Rousseff Says Cost to Host Brazil’s World Cup Worth the ResultAnna Edgerton
President Dilma Rousseff rejected criticism of World Cup spending, saying preparations for the soccer tournament will improve Brazil’s infrastructure and stimulate the economy. She said Brazil is ready to host the games.
“The result and final celebration are worth the effort,” she said yesterday in a televised address to the nation, two days before the first match. “Brazil overcame the main obstacles and is prepared for the Cup, on and off the field.”
Works designed to accommodate tourists for the matches will result in an almost doubling of airport capacity and a more modern system of public transportation, she said. Rousseff dismissed reports that Brazil won’t be ready for the games, ruling out the risk of a power failure while saying fans can enjoy the matches safely in any of the 12 host cities.
Public opinion polls show Rousseff losing support ahead of presidential elections in October as voters grow increasingly skeptical about the benefits of hosting the tournament. More than 1 million Brazilians protested in the streets last year against issues including government spending priorities and poor public services during the Confederations Cup, a warm-up for the World Cup.

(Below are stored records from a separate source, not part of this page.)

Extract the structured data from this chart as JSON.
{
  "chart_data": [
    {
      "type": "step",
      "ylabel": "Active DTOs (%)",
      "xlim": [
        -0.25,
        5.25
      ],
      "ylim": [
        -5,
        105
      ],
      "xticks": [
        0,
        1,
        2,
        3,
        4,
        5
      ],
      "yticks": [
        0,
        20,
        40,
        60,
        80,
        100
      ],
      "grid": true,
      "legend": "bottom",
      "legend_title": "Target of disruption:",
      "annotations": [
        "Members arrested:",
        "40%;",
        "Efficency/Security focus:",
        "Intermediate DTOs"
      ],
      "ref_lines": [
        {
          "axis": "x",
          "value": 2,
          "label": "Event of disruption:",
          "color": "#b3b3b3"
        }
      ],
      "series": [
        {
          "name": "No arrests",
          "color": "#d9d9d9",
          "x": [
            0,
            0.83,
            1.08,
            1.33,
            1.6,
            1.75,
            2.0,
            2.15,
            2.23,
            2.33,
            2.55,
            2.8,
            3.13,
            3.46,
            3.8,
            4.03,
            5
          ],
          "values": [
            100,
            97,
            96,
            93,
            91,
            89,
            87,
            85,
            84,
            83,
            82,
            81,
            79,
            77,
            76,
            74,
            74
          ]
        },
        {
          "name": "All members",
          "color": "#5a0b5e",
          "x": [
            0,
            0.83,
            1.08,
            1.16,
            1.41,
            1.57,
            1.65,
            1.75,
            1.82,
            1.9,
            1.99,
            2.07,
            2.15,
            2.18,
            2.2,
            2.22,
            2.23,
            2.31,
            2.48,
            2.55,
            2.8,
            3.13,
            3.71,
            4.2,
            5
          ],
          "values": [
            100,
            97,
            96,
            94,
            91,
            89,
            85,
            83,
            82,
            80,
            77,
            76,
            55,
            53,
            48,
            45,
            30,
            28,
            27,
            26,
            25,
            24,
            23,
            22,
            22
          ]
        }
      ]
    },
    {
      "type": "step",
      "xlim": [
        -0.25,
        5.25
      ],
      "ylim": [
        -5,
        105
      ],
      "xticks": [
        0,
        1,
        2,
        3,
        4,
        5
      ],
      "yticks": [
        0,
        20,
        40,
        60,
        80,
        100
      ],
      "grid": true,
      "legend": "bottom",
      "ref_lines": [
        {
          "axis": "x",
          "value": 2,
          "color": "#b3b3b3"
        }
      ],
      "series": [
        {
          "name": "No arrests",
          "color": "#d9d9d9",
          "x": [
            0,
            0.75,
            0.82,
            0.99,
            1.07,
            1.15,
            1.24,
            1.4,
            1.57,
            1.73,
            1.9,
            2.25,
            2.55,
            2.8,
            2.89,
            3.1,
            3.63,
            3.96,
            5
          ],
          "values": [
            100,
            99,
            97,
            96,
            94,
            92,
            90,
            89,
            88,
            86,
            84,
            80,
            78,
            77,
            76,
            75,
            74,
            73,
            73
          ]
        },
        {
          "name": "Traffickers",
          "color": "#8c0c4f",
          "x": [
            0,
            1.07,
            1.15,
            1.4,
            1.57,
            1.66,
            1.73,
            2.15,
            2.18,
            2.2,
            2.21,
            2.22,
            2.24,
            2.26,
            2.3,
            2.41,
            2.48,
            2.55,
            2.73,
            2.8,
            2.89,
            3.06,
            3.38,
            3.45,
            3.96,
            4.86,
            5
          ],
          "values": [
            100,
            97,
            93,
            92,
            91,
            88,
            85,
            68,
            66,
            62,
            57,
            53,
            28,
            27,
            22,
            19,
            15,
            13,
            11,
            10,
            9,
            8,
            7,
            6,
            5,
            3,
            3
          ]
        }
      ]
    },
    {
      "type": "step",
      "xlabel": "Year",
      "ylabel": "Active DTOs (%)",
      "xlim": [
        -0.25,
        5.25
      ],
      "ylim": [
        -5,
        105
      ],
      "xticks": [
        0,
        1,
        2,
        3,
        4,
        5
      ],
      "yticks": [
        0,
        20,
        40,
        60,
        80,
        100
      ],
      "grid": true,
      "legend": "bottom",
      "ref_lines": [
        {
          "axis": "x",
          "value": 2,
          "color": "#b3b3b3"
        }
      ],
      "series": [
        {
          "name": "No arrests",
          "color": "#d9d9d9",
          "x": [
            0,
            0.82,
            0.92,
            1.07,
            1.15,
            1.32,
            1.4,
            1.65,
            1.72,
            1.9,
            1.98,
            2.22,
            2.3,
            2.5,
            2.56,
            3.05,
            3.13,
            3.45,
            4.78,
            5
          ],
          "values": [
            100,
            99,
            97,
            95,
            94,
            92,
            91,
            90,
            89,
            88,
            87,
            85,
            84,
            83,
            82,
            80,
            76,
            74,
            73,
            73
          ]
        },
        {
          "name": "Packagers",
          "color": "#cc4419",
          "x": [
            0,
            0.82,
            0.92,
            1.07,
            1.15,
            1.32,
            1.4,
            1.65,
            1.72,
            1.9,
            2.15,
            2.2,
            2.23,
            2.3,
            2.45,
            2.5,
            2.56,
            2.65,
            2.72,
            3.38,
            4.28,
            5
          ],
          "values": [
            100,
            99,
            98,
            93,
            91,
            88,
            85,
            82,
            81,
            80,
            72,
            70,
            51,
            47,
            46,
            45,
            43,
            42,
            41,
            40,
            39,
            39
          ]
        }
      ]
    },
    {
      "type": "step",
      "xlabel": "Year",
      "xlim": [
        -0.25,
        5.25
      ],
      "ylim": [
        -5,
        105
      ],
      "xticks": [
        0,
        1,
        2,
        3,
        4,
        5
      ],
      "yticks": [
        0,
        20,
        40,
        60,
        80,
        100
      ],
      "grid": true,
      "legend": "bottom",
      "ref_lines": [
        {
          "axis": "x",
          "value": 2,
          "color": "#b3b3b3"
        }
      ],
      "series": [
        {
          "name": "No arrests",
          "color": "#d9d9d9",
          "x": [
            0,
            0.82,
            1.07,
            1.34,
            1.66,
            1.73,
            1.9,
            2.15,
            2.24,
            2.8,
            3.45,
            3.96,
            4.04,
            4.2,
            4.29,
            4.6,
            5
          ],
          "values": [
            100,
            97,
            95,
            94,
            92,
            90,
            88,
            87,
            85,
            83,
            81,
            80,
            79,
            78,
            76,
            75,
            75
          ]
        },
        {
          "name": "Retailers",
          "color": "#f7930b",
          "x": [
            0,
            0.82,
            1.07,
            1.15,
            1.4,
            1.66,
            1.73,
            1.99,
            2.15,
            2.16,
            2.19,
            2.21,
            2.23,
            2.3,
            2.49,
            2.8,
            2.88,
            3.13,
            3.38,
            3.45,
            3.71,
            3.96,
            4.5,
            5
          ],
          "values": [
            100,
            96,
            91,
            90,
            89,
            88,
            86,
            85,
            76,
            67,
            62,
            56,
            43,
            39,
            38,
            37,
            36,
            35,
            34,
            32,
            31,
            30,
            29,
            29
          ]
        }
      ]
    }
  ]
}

About 60 percent of Brazilians oppose hosting the World Cup because it diverts money away from public services, according to a Pew Research survey released June 3. The poll of 1,003 people from April 10-30 has a margin of error of plus or minus 3.8 percentage points.
Brazil invested about 8 billion reais ($3.6 billion) to build and refurbish stadiums for the games, almost four times the amount it told soccer’s governing body arenas would cost in the 2007 hosting file. The financing was made possible by a combination of federal banks as well as local state governments and private resources, the president said yesterday evening.
Rousseff played down concerns the government was shirking its duty to invest in social services, saying from 2010 to 2013 it spent 212-times more on health care and education than stadiums. She added that arenas would benefit Brazil after the tournament ends, serving as multiuse venues for sporting events, shows and in some cases commercial areas.
“The Cup doesn’t just represent spending, but also brings with it benefits for the country,” said Rousseff, a trained economist. “It injects billions of reais into the economy. It creates jobs.”
Nearly four years of above-target inflation and the slowest economic growth during any presidency since Fernando Collor, who stepped down in 1992 amid a corruption scandal, have taken their toll on Rousseff’s electoral prospects.
Voter support for Rousseff fell to 34 percent in June from 37 percent in May, according to a Datafolha poll that pitted her against other potential candidates. The June 3-5 poll published on Folha de Sao Paulo’s website has a margin of error of 2 percentage points.
World Cup organizing committee member and former Brazil national team player Ronaldo said last month he was appalled by preparations. Less than half of the projects will be complete in time for the opening game and soccer’s governing body told more than 1,000 fans they would have to exchange tickets because their seats haven’t been installed in time.
Rousseff yesterday said stadiums and airports are ready.
“For any country, organizing a Cup is like playing a game that’s difficult -- and often times painful,” she said. “In the game that starts now, the pessimists already are losing.”